Thursday, December 15, 2011

Flask and Mongodb on PyPy (Benchmark results Twisted vs Apache mod_wsgi)

If you are reading this on the Pygrunn website I advice you to head over to our Blog for better formatting of this post.

We (at Paylogic) have been working on a new big project using Flask and Mongodb for a couple of months now when we stumbled on problems running the Flask application using Apache's mod_wsgi. At some point we were getting strange Exceptions which were caused by 'Multiple Python Sub Interpreters and C extension modules' as described here. The problems did not occur if we used pymongo without the C extensions enabled but there was of course a performance loss (so we were told).

When I hear run a python library without C extensions my mind immediately brings up PyPy and fortunately the only C extension we were using for the project was required by pymongo which we now did not use anymore. At this point I decided to give PyPy a try. This post describes how we got everything working using PyPy and some performance measurements and the outcome of a couple of simple benchmarks.

Using PyPy


We use Virtualenv and you should too :P all kidding aside, I did not have any troubles getting my project to work with PyPy using Virtualenv so I just kept using it. The following describes how to use PyPy together with Virtualenv.
  1. Download PyPy from the website or build the source.

  2. Download and install the enhanced Virtualenv from: https://github.com/pypa/virtualenv

  3. Create a new virtual environment and activate it:

    $> virtualenv -p /path/to/pypy my-venv
    $> source my-venv/bin/activate

  4. If you are using Mongoengine, you need my tiny patch here, install it first:

    (my-venv)> pip install \
    https://github.com/metzlar/mongoengine#egg=mongoengine

  5. Now install your project. We use a lot of Flask extensions and they all seem to work fine with PyPy:

    (my-venv)> pip install \
    Flask-mongoengine Flask-Celery Flask-Babel .....
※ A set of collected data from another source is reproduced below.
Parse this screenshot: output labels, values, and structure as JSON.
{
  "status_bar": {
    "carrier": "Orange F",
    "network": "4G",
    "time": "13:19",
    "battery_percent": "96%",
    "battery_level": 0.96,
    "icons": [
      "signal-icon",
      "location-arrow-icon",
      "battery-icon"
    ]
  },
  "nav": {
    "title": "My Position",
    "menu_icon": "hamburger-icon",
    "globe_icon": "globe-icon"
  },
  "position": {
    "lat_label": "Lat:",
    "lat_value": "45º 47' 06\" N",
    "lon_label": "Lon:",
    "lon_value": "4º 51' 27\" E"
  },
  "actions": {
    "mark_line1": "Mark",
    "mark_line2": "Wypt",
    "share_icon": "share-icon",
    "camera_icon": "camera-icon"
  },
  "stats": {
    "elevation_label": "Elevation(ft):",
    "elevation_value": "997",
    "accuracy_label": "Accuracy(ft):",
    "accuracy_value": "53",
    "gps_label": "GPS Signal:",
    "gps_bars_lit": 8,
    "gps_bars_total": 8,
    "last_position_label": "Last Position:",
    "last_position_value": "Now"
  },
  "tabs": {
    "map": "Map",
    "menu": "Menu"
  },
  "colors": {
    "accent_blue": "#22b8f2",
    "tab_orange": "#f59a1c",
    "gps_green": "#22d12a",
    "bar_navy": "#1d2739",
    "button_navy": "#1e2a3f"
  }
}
  6. And now run your tests, they should all pass ;-)

Webserver


Apache and mod_wsgi can not use PyPy since mod_wsgi has its own (CPython) interpreter build in (or linked?). Time to go search for another web server. We already used Nginx in front of Apache so now we just needed to find a Pure Python Webserver to run instead of Apache. This post gave a nice overview of what was available.

I decided to go with Twisted Web first since it seemed easy to install and it supported PyPy according to the PyPy compatibility wiki. I learned from Twisted it is very easy to switch between webservers so no big deal for now. To install Twisted do:

(my-venv)> pip install twisted

Now you can test your wsgi application by invoking:

(my-venv)> twistd web \
--wsgi=fully.qualified.path.name.to.your.wsgi.application

Performance


So with this all set up, it was time to do some performance measuring. For this I wrote a very small script that called our web application using urllib2 and did the following:
  1. Create a new user (POST /user)
  2. Login with the new user (POST /user/login)
  3. Change the user's profile (POST /profile)
  4. Retrieve the profile (GET /profile)
  5. Retrieve a status page (GET /status/mongo)

As you can guess all steps involved at least a read from the database and most also changed mongo documents.

Setup


I setup 2 small instances in Amazon EC2 on which I got a vanilla Mongodb 2.0 running. One instance would get Apache and CPython while the other would get Twisted and PyPy, to be precise.

C-instance
  • Apache (mpm-worker, threaded) with mod_wsgi
  • CPython
  • Mongodb
Py-instance
  • Twisted web
  • PyPy
  • Mongodb

The machines started out as identical clones with Debian 6 and minimal required packages installed.

Outcome


We ran the script in a loop and forked it to be executed in parallel using bash:

$> x=1; while [ $x -le 10 ]; do (python script.py &); \
x=$(( $x + 1 )); done


The above runs 10 concurrent processes in the background.

The following tables describe the time it took for the script to make one run (create + login + edit + ..etc). It shows the average duration in seconds of the full benchmark but also the average duration in seconds of the fastest 50% of each run per amount of concurrent benchmark scripts. The median and standard deviation of the whole benchmark are included to give the reader an idea of the correlation.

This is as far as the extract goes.